The Department of the Interior and the Bureau of Indian Affairs have made outrageously harmful decisions about resource extraction on native lands, for instance, allowing billions of gallons of pristine fossil water beneath the Hopi Nation to be mixed with coal into a slurry that powers Colorado River water to Phoenix, or in the case of Three Affiliated Tribes’ lands and Standing Rock, damming the Missouri River and depriving tribal people of their food-producing land, their homes, communities, ultimately self-sufficiency.

Q: In a May 2016 interview with The Rumpus, you mentioned, “Now we have women . . . all these fantastic writers, who have managed to have their children but continue with their art, their work. I think women are doing the most interesting writing right now, the most interesting art. I see everything through this lens, of women finally taking their place in the world.” Although you have depicted the subjugation of women in your book, do you still have the same sense of optimism and possibility?

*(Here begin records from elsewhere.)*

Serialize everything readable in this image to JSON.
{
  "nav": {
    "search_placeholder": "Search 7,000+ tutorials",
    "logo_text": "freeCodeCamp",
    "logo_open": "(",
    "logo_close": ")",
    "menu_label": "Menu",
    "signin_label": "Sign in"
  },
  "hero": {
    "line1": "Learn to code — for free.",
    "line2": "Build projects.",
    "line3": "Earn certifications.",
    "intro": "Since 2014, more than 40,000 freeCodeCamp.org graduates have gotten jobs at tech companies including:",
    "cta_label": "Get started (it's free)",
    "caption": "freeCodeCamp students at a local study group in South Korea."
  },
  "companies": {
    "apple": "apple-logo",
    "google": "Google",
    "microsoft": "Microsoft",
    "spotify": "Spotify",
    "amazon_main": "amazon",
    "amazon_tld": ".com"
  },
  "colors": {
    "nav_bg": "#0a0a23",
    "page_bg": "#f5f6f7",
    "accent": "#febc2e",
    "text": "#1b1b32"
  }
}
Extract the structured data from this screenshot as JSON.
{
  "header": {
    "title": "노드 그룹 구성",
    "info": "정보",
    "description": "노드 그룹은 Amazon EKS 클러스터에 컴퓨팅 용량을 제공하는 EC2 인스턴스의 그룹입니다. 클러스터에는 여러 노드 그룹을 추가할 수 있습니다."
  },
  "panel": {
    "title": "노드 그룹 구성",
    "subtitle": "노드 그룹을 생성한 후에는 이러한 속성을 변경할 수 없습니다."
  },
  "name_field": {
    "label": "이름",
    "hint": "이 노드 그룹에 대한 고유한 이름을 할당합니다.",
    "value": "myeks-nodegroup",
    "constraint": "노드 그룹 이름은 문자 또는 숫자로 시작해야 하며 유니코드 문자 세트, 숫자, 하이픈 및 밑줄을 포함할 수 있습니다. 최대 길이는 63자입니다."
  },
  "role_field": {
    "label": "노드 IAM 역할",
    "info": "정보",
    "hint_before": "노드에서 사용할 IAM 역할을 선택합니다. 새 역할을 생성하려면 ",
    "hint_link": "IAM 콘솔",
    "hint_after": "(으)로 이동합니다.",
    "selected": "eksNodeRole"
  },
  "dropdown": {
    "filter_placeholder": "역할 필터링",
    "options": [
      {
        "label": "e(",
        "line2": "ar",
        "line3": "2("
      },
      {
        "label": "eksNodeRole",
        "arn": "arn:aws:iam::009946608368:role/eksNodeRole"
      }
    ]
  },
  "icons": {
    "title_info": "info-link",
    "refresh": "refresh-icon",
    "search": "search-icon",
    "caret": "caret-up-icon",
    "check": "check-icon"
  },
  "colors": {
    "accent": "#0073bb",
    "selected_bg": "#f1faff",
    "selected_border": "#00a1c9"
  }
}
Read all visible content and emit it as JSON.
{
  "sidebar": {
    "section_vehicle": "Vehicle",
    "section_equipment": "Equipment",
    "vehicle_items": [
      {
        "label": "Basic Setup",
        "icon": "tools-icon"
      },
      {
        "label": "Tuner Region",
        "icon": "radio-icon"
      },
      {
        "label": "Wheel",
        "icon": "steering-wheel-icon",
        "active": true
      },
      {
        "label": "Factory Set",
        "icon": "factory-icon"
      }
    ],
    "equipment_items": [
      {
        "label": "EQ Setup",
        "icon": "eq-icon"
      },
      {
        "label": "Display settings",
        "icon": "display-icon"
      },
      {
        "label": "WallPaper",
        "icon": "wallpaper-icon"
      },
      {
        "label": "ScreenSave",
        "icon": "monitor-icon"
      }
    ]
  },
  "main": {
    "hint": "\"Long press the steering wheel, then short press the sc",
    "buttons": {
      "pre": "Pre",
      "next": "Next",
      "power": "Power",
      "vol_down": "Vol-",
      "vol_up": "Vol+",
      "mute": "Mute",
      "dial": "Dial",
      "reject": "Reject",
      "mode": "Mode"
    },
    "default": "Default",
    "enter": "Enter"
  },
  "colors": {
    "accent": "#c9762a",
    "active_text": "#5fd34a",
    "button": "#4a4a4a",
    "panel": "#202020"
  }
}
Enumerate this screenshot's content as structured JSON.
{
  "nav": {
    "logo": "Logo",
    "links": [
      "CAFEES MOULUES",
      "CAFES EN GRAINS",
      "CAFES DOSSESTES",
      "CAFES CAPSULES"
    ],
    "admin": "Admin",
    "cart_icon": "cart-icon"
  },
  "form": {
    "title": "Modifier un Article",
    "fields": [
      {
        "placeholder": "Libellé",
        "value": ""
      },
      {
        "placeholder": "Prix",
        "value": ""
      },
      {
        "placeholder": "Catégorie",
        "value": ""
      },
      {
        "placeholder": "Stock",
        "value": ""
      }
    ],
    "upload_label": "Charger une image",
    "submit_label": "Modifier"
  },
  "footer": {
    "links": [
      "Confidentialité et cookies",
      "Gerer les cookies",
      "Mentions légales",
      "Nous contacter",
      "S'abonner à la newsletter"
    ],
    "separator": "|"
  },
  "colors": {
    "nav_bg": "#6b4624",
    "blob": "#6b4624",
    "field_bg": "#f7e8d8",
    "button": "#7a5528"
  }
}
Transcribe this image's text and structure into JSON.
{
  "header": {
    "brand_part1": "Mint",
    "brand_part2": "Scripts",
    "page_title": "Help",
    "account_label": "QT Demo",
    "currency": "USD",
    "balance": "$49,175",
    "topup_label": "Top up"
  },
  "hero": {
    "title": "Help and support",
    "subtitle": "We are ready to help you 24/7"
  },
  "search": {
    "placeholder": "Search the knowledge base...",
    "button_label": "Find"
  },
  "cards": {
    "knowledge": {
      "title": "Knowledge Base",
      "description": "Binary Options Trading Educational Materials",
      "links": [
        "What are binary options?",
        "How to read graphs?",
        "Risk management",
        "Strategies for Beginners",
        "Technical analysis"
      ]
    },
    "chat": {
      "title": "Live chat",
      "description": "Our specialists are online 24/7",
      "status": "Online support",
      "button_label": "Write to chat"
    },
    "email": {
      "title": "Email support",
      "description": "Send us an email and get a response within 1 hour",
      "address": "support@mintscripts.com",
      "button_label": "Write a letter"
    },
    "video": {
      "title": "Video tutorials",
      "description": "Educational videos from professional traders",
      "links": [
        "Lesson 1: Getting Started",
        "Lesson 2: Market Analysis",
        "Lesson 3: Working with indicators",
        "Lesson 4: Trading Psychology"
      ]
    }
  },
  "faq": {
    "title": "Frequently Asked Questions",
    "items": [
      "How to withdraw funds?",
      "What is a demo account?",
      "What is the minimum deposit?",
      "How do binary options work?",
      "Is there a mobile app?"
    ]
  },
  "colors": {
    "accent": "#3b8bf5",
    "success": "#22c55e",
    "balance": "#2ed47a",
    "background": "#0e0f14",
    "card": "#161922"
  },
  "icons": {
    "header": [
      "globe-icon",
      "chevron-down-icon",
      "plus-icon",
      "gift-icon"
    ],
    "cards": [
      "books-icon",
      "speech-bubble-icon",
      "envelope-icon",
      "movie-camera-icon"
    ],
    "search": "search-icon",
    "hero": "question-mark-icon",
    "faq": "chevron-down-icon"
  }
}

A: Yes, I am optimistic about women, all of us, but that doesn’t mean we can take for granted our rights. Reproductive rights are crucial, and fragile.  In the U.S. right now they [are] under assault—one of the many ways in which things are going backward. Every time we gain ground, there is backlash. Female autonomy frightens some people. I don’t understand exactly why strong women are so frightening that we have to be immediately controlled. It is an atavistic impulse that is very hard to dispel.  Photos of dark-suited men clustered around a dark-suited man signing a bill limiting abortion—that’s dystopic. We have a lot of those photos lately. What dispirits me, infuriates me, is the use to which other women are put—women helping men control women. That’s why I have a creepy video villain, Mother, in the book. She is based on Karen Pence, wife of our vice-president. His (and her) record against gay people, against women, against health care, is filled with craven hatred. He was the failing governor of Indiana who got plucked up by Trump because “he looked like a vice-president.” That’s what we’re dealing with.